To use such a platform, one simply needs to look for a community that supports one’s cause. This could be climate change or medical research. Next, one swaps a specific token for the respective DAO’s governance token, thereby voting for the project that should receive funding. Other initiatives include blockchain-based Climate Collectives, which aim to tokenize rainforests and other assets that reduce the amount of carbon in the atmosphere. This will help preserve trees and minimise the effects of climate change. Yet another DAO solution is tackling problems around global warming by building out a carbon-backed token and real-time carbon offset solution that will help people and companies more easily achieve climate positivity.

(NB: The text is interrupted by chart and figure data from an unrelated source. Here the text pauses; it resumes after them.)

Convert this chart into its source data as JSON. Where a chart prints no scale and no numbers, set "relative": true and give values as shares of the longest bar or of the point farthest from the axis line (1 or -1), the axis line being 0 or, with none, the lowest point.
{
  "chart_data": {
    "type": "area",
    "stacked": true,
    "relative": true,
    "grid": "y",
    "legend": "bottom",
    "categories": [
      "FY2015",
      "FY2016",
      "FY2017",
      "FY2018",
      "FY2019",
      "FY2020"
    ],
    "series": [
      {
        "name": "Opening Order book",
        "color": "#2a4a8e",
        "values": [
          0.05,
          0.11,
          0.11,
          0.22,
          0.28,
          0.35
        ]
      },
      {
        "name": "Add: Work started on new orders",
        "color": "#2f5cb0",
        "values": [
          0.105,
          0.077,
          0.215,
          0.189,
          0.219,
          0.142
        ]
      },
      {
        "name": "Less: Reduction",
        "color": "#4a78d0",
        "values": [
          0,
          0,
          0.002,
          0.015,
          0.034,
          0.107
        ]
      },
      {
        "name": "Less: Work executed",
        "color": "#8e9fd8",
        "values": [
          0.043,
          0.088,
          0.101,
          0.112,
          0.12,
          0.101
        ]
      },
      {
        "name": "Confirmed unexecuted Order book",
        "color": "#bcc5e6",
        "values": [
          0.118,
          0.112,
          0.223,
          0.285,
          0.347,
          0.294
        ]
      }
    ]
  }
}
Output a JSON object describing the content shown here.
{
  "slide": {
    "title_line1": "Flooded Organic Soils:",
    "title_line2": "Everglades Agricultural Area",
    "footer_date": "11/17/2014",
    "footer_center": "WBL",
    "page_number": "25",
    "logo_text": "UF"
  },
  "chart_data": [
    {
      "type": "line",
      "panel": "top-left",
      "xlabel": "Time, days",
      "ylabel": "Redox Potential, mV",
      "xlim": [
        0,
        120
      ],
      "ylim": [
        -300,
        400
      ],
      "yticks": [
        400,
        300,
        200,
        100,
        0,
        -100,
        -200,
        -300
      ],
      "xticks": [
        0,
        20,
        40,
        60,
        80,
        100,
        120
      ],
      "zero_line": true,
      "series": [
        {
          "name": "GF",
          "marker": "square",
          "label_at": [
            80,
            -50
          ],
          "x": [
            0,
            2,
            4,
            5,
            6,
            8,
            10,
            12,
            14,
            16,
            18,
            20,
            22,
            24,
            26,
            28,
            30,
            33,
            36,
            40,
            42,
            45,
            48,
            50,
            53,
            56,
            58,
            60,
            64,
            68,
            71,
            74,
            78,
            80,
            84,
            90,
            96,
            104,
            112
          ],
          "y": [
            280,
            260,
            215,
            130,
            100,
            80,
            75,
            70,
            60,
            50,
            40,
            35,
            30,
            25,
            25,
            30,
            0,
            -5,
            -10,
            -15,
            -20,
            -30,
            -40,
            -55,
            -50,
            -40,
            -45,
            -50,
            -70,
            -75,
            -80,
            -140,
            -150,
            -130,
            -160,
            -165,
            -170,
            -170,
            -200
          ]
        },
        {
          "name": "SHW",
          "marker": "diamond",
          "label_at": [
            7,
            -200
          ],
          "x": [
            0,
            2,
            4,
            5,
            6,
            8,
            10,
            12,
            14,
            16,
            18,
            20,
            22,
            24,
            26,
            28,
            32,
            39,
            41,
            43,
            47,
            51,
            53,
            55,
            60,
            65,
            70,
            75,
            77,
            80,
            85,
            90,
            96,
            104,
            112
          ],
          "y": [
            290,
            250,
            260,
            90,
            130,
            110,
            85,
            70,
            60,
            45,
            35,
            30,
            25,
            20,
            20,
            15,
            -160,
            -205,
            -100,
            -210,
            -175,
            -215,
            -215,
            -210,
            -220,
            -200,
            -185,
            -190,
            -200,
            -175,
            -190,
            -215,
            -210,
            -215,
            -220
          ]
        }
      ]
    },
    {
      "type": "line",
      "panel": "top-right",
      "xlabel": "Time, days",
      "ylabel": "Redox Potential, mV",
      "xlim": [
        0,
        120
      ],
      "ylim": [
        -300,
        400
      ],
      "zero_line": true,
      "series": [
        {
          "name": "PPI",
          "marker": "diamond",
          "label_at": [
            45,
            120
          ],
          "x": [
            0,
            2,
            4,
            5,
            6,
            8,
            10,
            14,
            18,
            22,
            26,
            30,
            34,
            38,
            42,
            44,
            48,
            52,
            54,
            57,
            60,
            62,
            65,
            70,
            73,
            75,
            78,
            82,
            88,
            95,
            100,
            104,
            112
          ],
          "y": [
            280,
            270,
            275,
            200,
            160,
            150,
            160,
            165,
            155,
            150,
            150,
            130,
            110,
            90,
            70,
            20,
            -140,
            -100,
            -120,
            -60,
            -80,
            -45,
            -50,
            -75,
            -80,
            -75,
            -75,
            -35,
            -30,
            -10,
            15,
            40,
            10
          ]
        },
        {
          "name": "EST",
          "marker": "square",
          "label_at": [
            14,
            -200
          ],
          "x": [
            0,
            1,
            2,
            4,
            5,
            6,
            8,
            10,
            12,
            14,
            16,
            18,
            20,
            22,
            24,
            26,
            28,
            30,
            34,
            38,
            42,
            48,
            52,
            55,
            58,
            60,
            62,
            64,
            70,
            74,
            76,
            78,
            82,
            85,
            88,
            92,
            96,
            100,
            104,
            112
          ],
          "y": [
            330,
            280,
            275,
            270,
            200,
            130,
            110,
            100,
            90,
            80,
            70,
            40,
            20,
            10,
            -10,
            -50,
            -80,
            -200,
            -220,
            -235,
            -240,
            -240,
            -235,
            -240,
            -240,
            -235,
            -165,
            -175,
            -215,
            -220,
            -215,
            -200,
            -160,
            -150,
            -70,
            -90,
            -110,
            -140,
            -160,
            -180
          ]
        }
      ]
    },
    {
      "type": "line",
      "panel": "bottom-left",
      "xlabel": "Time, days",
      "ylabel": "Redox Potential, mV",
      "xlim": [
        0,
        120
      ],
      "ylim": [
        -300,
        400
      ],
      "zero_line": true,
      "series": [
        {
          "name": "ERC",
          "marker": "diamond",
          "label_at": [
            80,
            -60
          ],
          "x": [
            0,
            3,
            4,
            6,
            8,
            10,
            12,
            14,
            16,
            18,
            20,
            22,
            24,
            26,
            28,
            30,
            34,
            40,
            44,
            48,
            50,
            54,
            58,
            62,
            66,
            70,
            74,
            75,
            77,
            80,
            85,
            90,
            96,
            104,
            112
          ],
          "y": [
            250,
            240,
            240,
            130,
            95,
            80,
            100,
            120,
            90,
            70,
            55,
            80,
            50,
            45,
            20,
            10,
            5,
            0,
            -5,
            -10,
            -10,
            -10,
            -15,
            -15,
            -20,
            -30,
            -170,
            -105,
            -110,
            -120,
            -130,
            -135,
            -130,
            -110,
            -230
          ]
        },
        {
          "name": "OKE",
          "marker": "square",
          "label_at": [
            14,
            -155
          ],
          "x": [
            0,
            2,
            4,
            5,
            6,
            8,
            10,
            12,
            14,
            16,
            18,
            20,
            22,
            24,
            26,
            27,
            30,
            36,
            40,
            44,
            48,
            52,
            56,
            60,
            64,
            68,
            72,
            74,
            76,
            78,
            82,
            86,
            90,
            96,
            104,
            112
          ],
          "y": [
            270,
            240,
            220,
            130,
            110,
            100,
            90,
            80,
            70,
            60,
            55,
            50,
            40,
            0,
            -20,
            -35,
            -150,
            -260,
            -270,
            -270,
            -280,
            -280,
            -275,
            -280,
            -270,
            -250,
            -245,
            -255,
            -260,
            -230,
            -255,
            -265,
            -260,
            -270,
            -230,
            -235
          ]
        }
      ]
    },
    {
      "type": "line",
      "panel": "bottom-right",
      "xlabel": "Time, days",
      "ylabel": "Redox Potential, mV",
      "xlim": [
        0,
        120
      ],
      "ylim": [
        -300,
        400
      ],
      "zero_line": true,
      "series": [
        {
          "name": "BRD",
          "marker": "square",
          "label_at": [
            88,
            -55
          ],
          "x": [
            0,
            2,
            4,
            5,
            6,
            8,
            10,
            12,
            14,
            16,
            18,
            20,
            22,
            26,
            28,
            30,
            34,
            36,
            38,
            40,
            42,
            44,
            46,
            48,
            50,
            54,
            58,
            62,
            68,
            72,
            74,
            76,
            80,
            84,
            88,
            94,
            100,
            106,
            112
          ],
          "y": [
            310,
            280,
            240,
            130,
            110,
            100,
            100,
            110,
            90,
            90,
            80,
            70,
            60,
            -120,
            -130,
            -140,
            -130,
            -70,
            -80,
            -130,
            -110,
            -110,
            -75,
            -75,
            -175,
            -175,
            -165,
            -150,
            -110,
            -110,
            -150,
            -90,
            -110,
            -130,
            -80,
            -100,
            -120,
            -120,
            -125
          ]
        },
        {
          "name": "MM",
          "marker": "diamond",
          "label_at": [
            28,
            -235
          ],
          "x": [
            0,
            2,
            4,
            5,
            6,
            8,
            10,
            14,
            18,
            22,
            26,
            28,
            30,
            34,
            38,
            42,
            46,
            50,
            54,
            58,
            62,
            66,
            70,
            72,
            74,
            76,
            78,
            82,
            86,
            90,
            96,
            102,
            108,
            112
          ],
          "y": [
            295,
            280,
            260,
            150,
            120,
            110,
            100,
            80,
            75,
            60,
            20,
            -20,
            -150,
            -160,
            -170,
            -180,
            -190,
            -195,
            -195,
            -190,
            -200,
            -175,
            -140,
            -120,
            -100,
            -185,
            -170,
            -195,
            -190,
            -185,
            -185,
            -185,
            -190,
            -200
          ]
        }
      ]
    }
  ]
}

Mass adoption means mass social impact
Blockchain’s social impact has only just begun to unfold. As with any other technology, development and impact happen in stages. Initially, hardly anyone cares about a new technological breakthrough as its potential is widely unknown. Once knowledge about its potential trickles through society, more and more people become excited about the technology’s possibilities.
This is the time when speculation runs rampant. And this is the stage that blockchain technology is only just growing out of. It is now entering a phase in which real use cases are established that will have a real impact on society at large. The more established these use cases become, the greater the felt impact will be. It seems safe to say that blockchain’s social impact component will certainly gain in importance in the coming years. And, once mass adoption is reached, blockchain, with all its benefits, will be an integral part of our lives and our society, and will have improved them in many ways.